Prince of Moldavia (2nd reign)
- Reign: 13 July – 15 September 1447
- Predecessor: Stephen II of Moldavia
- Successor: Roman II of Moldavia

Prince of Moldavia (3rd reign)
- Reign: 23 February 1448 – October 1448
- Predecessor: Roman II of Moldavia
- Successor: Ciubăr Vodă - Csupor de Monoszlo
- Born: unknown
- Died: 1452
- Dynasty: Bogdan-Mușat
- Father: Alexandru cel Bun
- Religion: Orthodox

= Peter III of Moldavia =

Peter III (Petru III; c. 1422 – 1452) was hospodar and voivode of Moldavia, and son of Alexandru cel Bun. He is traditionally believed to be the second ruler of Moldavia bearing this regnal name, though some historians (based on a Polish chronicle) have posited another Petru had ruled Moldavia in the late 14th century, making him the third Petru(Peter) in regnal order.

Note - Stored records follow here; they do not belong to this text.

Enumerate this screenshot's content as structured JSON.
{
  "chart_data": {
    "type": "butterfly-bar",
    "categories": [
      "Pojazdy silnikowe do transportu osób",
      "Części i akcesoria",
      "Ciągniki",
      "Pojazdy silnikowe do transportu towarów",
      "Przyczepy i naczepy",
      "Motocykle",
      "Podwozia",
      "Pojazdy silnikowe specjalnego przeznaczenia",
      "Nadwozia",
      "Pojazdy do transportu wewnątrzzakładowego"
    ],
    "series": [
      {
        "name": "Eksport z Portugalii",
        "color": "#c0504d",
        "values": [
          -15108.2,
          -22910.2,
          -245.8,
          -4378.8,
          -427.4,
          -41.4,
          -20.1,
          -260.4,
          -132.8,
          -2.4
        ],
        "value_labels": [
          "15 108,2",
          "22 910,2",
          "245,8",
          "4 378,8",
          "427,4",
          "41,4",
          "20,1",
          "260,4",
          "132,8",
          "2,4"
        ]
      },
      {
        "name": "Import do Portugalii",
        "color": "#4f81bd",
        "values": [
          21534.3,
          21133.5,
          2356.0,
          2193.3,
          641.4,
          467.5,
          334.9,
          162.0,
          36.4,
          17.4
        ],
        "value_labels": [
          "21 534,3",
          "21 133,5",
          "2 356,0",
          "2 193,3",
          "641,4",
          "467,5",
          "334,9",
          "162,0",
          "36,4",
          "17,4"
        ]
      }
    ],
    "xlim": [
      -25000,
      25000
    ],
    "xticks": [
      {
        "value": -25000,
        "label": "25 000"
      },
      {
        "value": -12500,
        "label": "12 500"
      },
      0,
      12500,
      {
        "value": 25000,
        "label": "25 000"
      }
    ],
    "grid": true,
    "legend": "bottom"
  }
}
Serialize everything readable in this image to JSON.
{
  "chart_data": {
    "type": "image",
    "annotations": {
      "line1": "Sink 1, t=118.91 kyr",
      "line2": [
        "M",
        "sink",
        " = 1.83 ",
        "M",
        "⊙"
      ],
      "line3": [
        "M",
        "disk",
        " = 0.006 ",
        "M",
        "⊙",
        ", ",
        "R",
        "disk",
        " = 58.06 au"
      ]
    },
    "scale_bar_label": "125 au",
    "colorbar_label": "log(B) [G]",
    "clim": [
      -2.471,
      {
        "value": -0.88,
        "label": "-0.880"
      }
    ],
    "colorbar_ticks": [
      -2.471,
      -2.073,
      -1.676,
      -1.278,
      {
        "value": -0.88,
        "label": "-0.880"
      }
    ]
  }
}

He co-ruled Moldavia with his brother, Stephen II of Moldavia, during 1444–1445, in 1447–1448 with Roman II of Moldavia, and in February – October 1448 alone. He came to power to his first and last rules with help from Hungary's Governor General John Hunyadi. According to Polish chronicler Jan Duglosz, Petru married in January 1448, when he was still 25 years of age, Hunyadi's older sister (name unknown) who was 50 years old at that time.

During his reign, a 3000 men cavalry contingent supported John Hunyadi's 1448 campaign, that ended with the second Battle of Kosovo (1448). Petru III also ceded fortress of Chilia/Kilija (nowadays Chilia Veche) to John Hunyadi.